Still, I can't help wonder how differently things might have been if the neighborly love and hospitality Dylann Roof received from the pastors and people of Emmanuel AME Church on that fatal night had been a recurring and consistent part of his life?

I'm not blaming the victims, I'm making the observation that one hour of love caused a hate-filled man to pause for a moment. A lifetime of love and he might never have conceived his murderous mission.

For every friend, relative, website, blog, video and symbol that espoused hatred and violence, there ought to have been a contrary voice of love, reconciliation, peace and acceptance. Rather than turning to bullets, Roof himself might have been "killed" by kindness.

Sadly, we can't change what happened in Charleston. But we can change what happens next and what happens here.

This is a watershed moment, a defining point when we must engage, all of us, in the ongoing work of racial justice, equity and reconciliation. We must pledge to ourselves and each other to shed water on the arid, dry, parched people we encounter that espouse hatred and violence.

Let's take personal responsibility for speaking truth in our circles of influence. Whether in your country club or community center, on the polo ground or playground, in the board room or the back room—speak enlightenment in the face of ignorance, tout inclusion to counter intolerance, and sabotage stereotypes with facts and personal anecdotes.

Racism, prejudice and hatred cannot go unchecked if we make it our personal responsibility to stand up for the higher good and what is just and right.

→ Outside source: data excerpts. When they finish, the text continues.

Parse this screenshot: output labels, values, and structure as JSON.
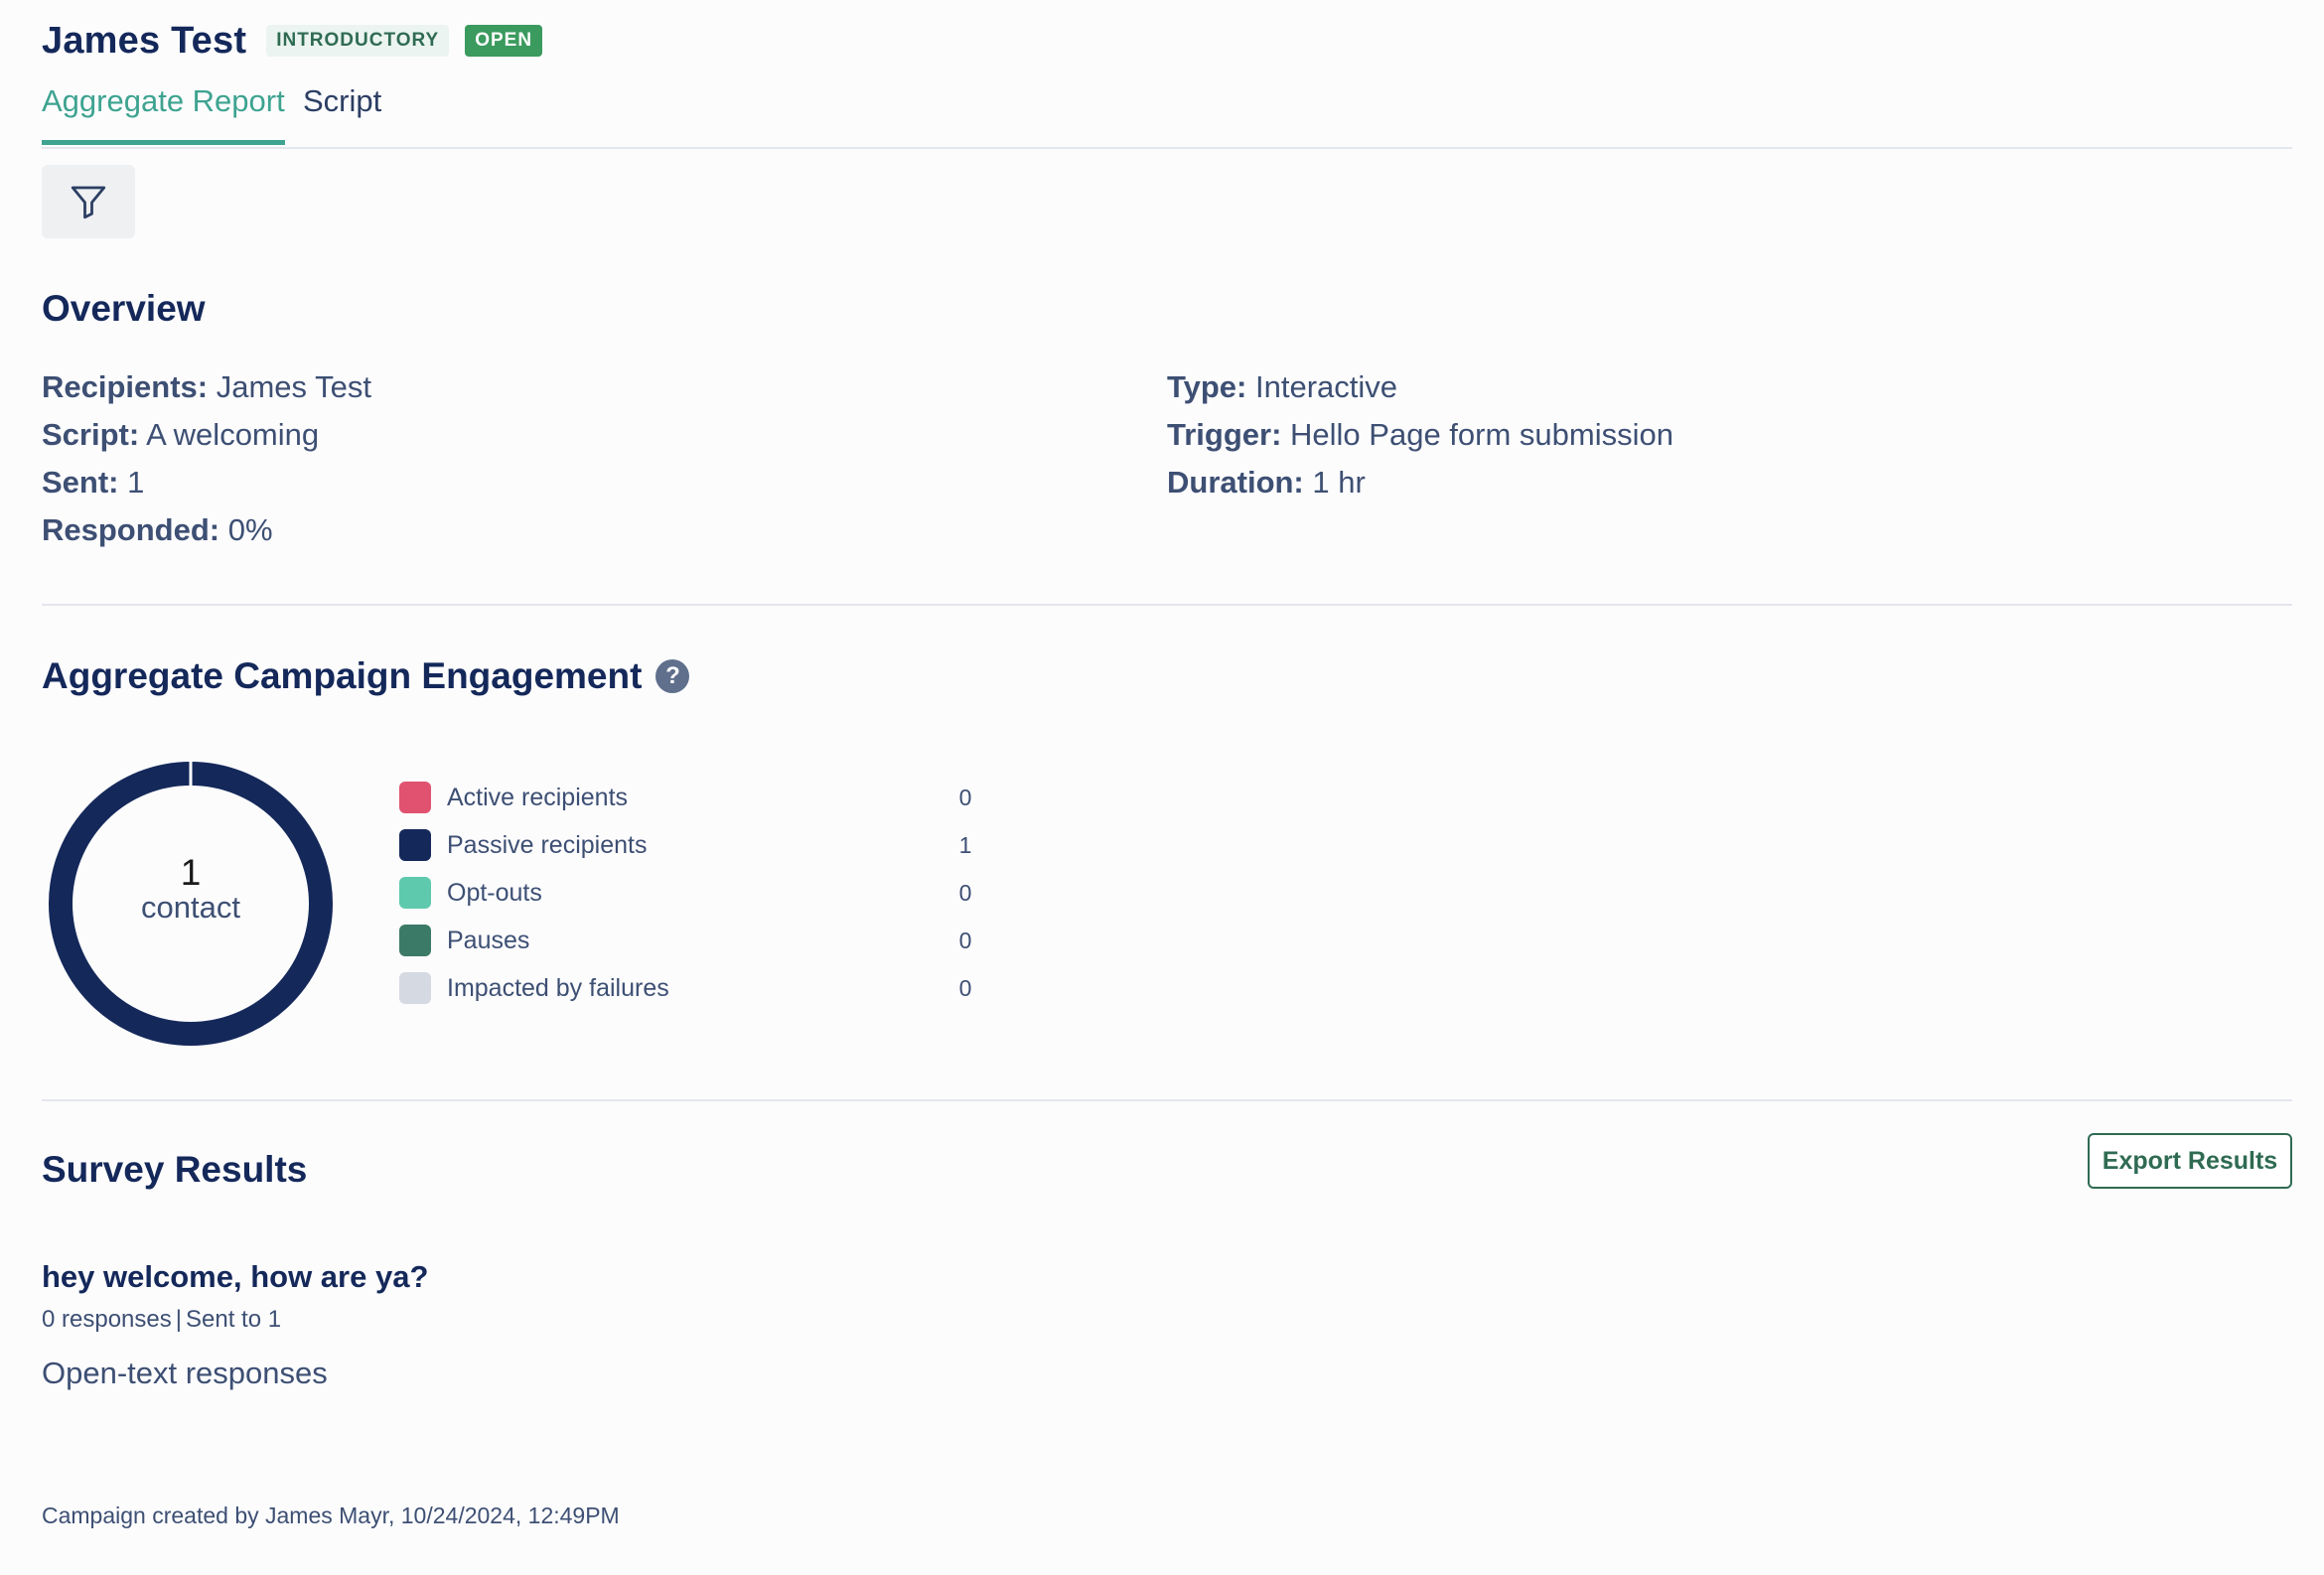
{
  "campaign": {
    "title": "James Test",
    "badges": [
      "INTRODUCTORY",
      "OPEN"
    ]
  },
  "tabs": [
    {
      "label": "Aggregate Report",
      "active": true
    },
    {
      "label": "Script",
      "active": false
    }
  ],
  "filter": {
    "icon": "filter-icon"
  },
  "overview": {
    "title": "Overview",
    "left": [
      {
        "label": "Recipients:",
        "value": "James Test"
      },
      {
        "label": "Script:",
        "value": "A welcoming"
      },
      {
        "label": "Sent:",
        "value": "1"
      },
      {
        "label": "Responded:",
        "value": "0%"
      }
    ],
    "right": [
      {
        "label": "Type:",
        "value": "Interactive"
      },
      {
        "label": "Trigger:",
        "value": "Hello Page form submission"
      },
      {
        "label": "Duration:",
        "value": "1 hr"
      }
    ]
  },
  "engagement": {
    "title": "Aggregate Campaign Engagement",
    "help_icon": "question-circle-icon",
    "total": "1",
    "total_unit": "contact",
    "legend": [
      {
        "label": "Active recipients",
        "value": "0",
        "color": "#e0526f"
      },
      {
        "label": "Passive recipients",
        "value": "1",
        "color": "#14285a"
      },
      {
        "label": "Opt-outs",
        "value": "0",
        "color": "#5ec9ac"
      },
      {
        "label": "Pauses",
        "value": "0",
        "color": "#3b7a66"
      },
      {
        "label": "Impacted by failures",
        "value": "0",
        "color": "#d5d9e2"
      }
    ]
  },
  "survey": {
    "title": "Survey Results",
    "export_label": "Export Results",
    "question": "hey welcome, how are ya?",
    "responses": "0 responses",
    "separator": "|",
    "sent": "Sent to 1",
    "open_text_label": "Open-text responses"
  },
  "footer": {
    "text": "Campaign created by James Mayr, 10/24/2024, 12:49PM"
  }
}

We must be cross-culturally proactive, all of us, rather than waiting for racism to rear its ugly head. Volunteer, serve, engage and find a place and way to get personally involved with people from a culture and context that is different from your own.

Dylann Roof destroyed African American lives, as he intended. It appears he proceeded alone, but his actions nonetheless are part of this country's sordid serial history of white violence against blacks.

We must commit ourselves to building and enriching African American lives, not because black lives matter, although they surely do. But because all lives have equal value and we should all matter to each other.


Mourners gather at Emanuel AME Church in Charleston, South Carolina.